Thanksgiving had been no problem. It involved a four-day weekend. But Christmas…oh, how awful! I would only get Christmas Eve and Christmas Day off from work and, unfortunately, Christmas came in the middle of a workweek this year. There was no way we would be able to make a fourteen-hour drive one way to be home with our families.
My husband and I had just begun our adventure at seminary. Jim was working on a Masters in Religious Education and a Diploma in Church Music. I was getting what was lovingly known in seminary circles as a “PHT” – “Putting Hubby Through”, even though he was working as Minister of Music and Youth at a small community church, a ninety minute drive from the seminary.
Christmas was an important time to “gather” for both our families. Neither of us had ever missed sharing the celebration of Christ’s birth with our parents – until now. The tears welled, glistening in my eyes, as I parked our small car in front of our seminary issued apartment. I tried to keep back the tears – I didn’t want to add any additional hurt to the bad news I was going to have to share with my husband. We had only been married a year and a half. We were living far from home for the first time in our lives and longed to see our families and to share our experiences as a family unit. This was going to be rough.
“Hi, hon.” Jim called from his desk surrounded by texts. “Did you have a good day?”
I gulped repeatedly trying to stave off the torrent welling within me. As I turned to him I feigned a smile. It was obviously a failure since he rushed to me, saying, “Honey, what’s wrong?” and pulled me close, as if trying to protect me in his embrace.
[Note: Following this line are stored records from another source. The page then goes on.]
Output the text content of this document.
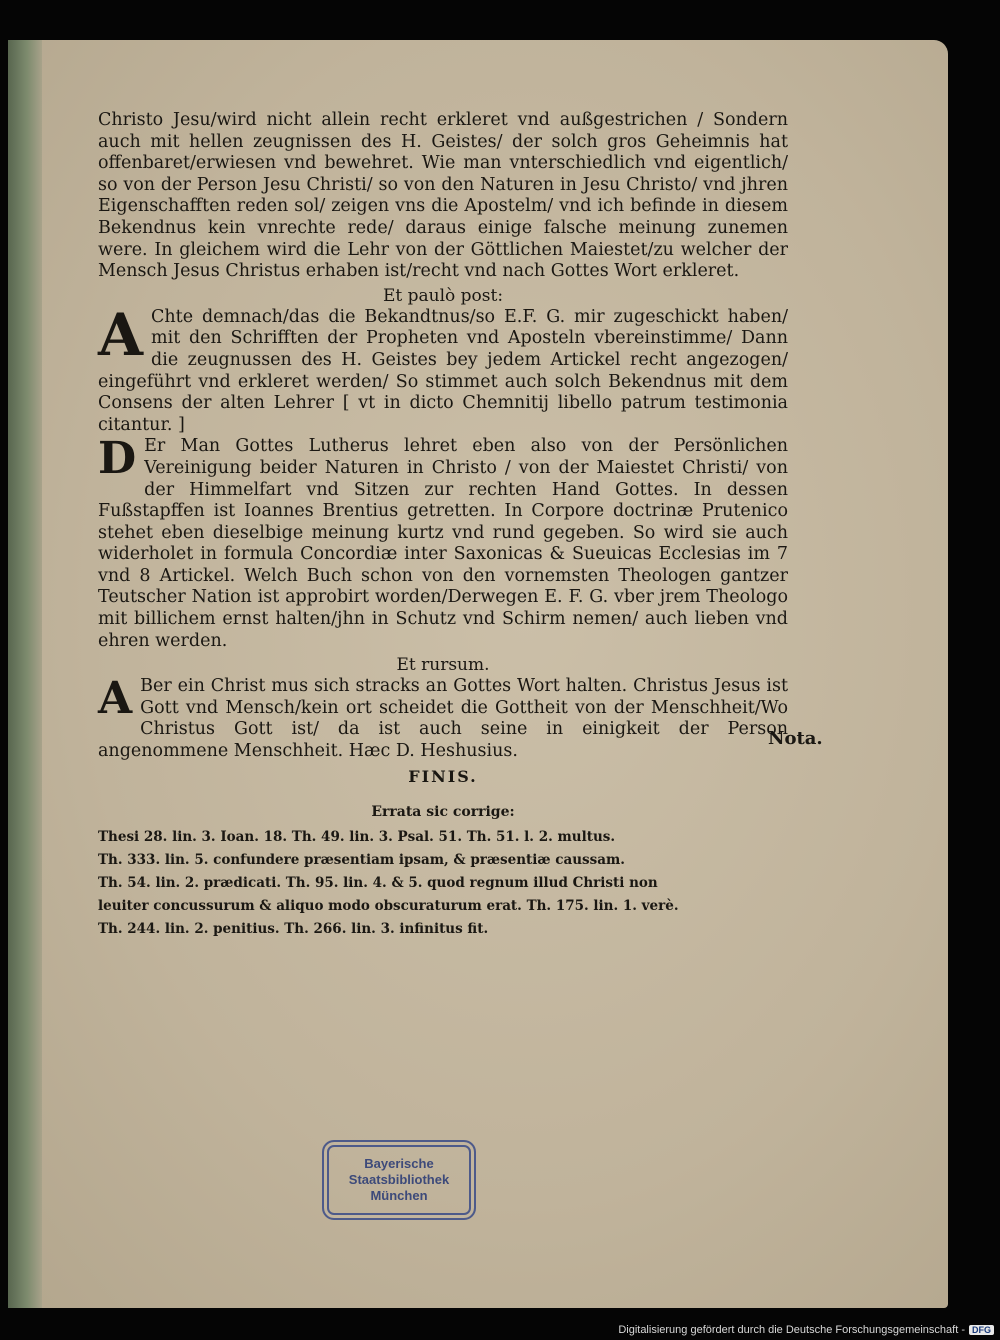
Christo Jesu/wird nicht allein recht erkleret vnd außgestrichen / Sondern auch mit hellen zeugnissen des H. Geistes/ der solch gros Geheimnis hat offenbaret/erwiesen vnd bewehret. Wie man vnterschiedlich vnd eigentlich/ so von der Person Jesu Christi/ so von den Naturen in Jesu Christo/ vnd jhren Eigenschafften reden sol/ zeigen vns die Apostelm/ vnd ich befinde in diesem Bekendnus kein vnrechte rede/ daraus einige falsche meinung zunemen were. In gleichem wird die Lehr von der Göttlichen Maiestet/zu welcher der Mensch Jesus Christus erhaben ist/recht vnd nach Gottes Wort erkleret.

Et paulò post:

A Chte demnach/das die Bekandtnus/so E.F. G. mir zugeschickt haben/ mit den Schrifften der Propheten vnd Aposteln vbereinstimme/ Dann die zeugnussen des H. Geistes bey jedem Artickel recht angezogen/ eingeführt vnd erkleret werden/ So stimmet auch solch Bekendnus mit dem Consens der alten Lehrer [ vt in dicto Chemnitij libello patrum testimonia citantur. ]

D Er Man Gottes Lutherus lehret eben also von der Persönlichen Vereinigung beider Naturen in Christo / von der Maiestet Christi/ von der Himmelfart vnd Sitzen zur rechten Hand Gottes. In dessen Fußstapffen ist Ioannes Brentius getretten. In Corpore doctrinæ Prutenico stehet eben dieselbige meinung kurtz vnd rund gegeben. So wird sie auch widerholet in formula Concordiæ inter Saxonicas & Sueuicas Ecclesias im 7 vnd 8 Artickel. Welch Buch schon von den vornemsten Theologen gantzer Teutscher Nation ist approbirt worden/Derwegen E. F. G. vber jrem Theologo mit billichem ernst halten/jhn in Schutz vnd Schirm nemen/ auch lieben vnd ehren werden.

Et rursum.

A Ber ein Christ mus sich stracks an Gottes Wort halten. Christus Jesus ist Gott vnd Mensch/kein ort scheidet die Gottheit von der Menschheit/Wo Christus Gott ist/ da ist auch seine in einigkeit der Person angenommene Menschheit. Hæc D. Heshusius.

FINIS.
Errata sic corrige:
Thesi 28. lin. 3. Ioan. 18. Th. 49. lin. 3. Psal. 51. Th. 51. l. 2. multus.
Th. 333. lin. 5. confundere præsentiam ipsam, & præsentiæ caussam.
Th. 54. lin. 2. prædicati. Th. 95. lin. 4. & 5. quod regnum illud Christi non
leuiter concussurum & aliquo modo obscuraturum erat. Th. 175. lin. 1. verè.
Th. 244. lin. 2. penitius. Th. 266. lin. 3. infinitus fit.
Nota.
Bayerische
Staatsbibliothek
München
Digitalisierung gefördert durch die Deutsche Forschungsgemeinschaft - DFG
“We were told today that we would be given Christmas Eve and Christmas Day as holidays, but we must be at work on the 23rd and the 26th or face losing our jobs. I’m so sorry.” Jim held me as my tears soaked his shirt. Sobbing I added, “We’ll have to tell our parents that we won’t be able to come home.” I tore from his comforting arms, hurling my wretchedness into the dark bedroom.
After allowing sufficient time for shedding tears, and to gather his own composure, he came and set beside me on the bed. Wrapping my free hand in both of his, he stoically spoke. “It‘ll be all right, Markie, you’ll see. God has brought us here for a purpose. Our parents understand our calling, and are aware of our finances. I’ll promise you this – we will mail the presents to them and arrange a time to be on the phone with them while they open their gifts. Okay?”
“Oh, honey, that’s a great idea – at least we’ll get to hear their voices.” Choking back a new wave of sobs, I thanked God for this gentle man who shared all my hurts and prayed for wisdom to be able to do the same for him.
Once we were able to discuss it with a little less disappointment in our voices, we each called our parents to let them know the situation that had come up regarding Christmas. Both sets of parents were very understanding. We could detect the sorrow as we talked with them, but they agreed that a prearranged time to be on the phone while opening gifts would help.
Time dragged by. Packages got wrapped and mailed. My gloom increased as Christmas Day crawled nearer. I had just finished washing lunch dishes and cleaning the small counter and tabletop when Jim walked in with the mail. He commented on the usual junk mail and catalogues, praised God that there were no bills, then studying an envelope quietly, he carefully slit it open with the letter opener on his desk. Sensing his abnormal stillness, I queried, “Jim, is there anything wrong?”
He waved two multi-sheeted items in my direction. “Our parents have sent us an early Christmas present. My folks have purchased airline tickets for me and your parents have bought yours. We’re going to be able to go home for Christmas!”
Our jubilation rivaled our release from disappointment. Tears were swallowed up by kisses as we hugged and danced circles of joy over the worn linoleum floor.